Aqui fica o nosso texto de ontem:
Vamos agora então ao segundo capítulo de “Nós temos a explicação para tudo o que agora se passa no mundo!”. A conclusão geral a que ontem chegámos é a de que o clima atual é sobretudo feito de desilusão e ressentimento.
Por todo o Ocidente, as gentes sentem-se desiludidas e ressentidas, pois têm a sensação que este nosso presente não cumpriu as promessas e está muito abaixo das expectativas.

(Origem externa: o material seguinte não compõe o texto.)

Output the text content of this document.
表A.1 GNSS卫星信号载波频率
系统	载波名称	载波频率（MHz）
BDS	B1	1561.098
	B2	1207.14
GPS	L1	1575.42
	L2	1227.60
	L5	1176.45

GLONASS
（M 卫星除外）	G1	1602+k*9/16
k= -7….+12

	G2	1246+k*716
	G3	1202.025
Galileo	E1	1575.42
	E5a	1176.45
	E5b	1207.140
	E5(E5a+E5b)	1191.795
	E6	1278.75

Por exemplo, no final do século XX, o que nós imaginávamos era que a tecnologia se desenvolvesse e houvessem máquinas que passassem a roupa a ferro, que limpassem a casa e fossem às compras, tudo isso para que nós pudéssemos ter tempo para escrever ou pintar. No entanto, o que existe agora é uma inteligência artificial que escreve poemas e cria imagens e continua a caber-nos a nós humanos, limpar a casa e ir ao supermercado. Está mal!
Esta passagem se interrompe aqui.